Risk Management
Thomas Edison once said something to the effect that some people do not respond to opportunity because it shows up wearing overalls and looks like work. VDP can require substantial change within an existing client or prospect organization. It’s easier to maintain the status quo. Managing the risk is the other side of the same coin of managing interdepartmental issues.
Risk in this sense is encapsulated in the following question: Is the potential payoff equal to or greater than the cost or disruption to the organization? The answer, of course, has to be yes—and getting there requires making the risk acceptable. Identifying a realistic, obtainable objective and then testing it is the best way forward. Testing can take a number of paths.

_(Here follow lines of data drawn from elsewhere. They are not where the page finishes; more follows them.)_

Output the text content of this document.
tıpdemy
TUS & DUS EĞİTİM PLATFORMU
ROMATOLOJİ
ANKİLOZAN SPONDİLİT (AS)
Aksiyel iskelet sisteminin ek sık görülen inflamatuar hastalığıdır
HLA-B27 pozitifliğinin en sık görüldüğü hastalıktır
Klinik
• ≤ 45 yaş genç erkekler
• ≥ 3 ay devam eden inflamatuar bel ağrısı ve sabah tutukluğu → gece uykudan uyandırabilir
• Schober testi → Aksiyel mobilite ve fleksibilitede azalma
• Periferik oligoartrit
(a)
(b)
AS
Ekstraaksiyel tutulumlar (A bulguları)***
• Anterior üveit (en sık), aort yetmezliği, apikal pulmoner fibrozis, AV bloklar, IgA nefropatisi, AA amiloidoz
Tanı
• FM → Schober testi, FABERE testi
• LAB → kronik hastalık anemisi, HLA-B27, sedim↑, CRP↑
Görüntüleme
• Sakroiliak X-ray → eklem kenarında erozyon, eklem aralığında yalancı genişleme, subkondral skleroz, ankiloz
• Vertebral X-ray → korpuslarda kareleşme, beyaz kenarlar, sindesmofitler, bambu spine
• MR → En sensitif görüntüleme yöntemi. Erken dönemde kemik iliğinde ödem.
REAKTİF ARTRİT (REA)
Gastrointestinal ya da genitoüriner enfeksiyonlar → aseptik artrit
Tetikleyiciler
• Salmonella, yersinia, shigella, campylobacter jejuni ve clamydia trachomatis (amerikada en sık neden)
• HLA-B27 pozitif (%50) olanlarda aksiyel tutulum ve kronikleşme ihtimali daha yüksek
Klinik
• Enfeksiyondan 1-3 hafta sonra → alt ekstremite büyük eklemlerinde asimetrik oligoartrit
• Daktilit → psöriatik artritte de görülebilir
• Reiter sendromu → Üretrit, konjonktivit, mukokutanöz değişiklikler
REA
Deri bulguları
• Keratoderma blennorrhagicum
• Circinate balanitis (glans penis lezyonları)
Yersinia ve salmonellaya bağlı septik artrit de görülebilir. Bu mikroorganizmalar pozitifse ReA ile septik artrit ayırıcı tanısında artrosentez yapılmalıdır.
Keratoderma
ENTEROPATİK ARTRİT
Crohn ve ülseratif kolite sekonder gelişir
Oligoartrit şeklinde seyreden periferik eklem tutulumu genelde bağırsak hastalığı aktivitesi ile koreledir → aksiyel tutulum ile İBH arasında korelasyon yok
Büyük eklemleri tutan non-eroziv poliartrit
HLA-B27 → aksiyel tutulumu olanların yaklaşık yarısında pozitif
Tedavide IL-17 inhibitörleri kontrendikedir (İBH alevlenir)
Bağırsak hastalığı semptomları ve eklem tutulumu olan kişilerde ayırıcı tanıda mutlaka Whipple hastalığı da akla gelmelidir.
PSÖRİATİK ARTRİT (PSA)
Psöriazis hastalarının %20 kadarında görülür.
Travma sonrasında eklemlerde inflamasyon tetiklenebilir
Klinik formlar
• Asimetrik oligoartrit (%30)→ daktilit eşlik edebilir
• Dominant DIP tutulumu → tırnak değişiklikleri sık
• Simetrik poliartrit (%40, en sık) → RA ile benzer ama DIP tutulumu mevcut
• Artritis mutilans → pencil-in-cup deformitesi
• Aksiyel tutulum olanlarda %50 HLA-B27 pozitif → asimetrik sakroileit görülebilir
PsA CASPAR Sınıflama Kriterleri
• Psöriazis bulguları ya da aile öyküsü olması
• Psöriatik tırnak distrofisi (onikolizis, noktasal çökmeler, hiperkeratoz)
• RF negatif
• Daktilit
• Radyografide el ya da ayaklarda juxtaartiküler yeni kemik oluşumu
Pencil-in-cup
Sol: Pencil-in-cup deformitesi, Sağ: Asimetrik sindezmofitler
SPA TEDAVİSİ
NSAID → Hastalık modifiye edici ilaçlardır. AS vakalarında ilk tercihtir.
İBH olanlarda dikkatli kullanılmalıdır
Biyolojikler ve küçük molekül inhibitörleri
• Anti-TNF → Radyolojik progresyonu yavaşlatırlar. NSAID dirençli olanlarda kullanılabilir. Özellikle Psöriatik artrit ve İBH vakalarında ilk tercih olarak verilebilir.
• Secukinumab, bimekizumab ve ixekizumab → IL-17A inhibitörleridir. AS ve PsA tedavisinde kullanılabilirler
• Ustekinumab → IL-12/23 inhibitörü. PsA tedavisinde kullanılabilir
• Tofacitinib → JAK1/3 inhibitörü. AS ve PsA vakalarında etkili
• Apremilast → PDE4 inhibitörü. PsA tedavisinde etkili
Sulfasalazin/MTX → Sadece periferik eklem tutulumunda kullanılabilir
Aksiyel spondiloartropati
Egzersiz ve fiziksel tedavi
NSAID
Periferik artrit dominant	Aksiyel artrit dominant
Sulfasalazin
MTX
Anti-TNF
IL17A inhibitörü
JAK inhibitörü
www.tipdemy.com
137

In my own experiences, I have, depending on the client, simply asked for a random slice of their database, say 10 percent, and converted it to VDP. I did this once with a college whose annual fund-raising drive was stalled at a response/participation of 3.2 percent for this particular campaign. The random 10 percent of the donor list that was personalized generated an 8.1 percent response/participation rate and an increase in average dollar given. The static 90 percent returned a 3.1 percent response. The point is that there are many variables to testing tactics and techniques.
The Bottom Line
If variable data printing is a business decision for senior executives, it is a business model for your company. If it requires that your clients do things differently, it requires that your company does, as well. One thing is for sure—it’s not about digital technology. That is not important to the client. What is important to the customer is the business intelligence captured and the metrics. The digital print engine is a means to an end. Success in the VDP market or selling it to senior executives is not accidental. It’s engineered.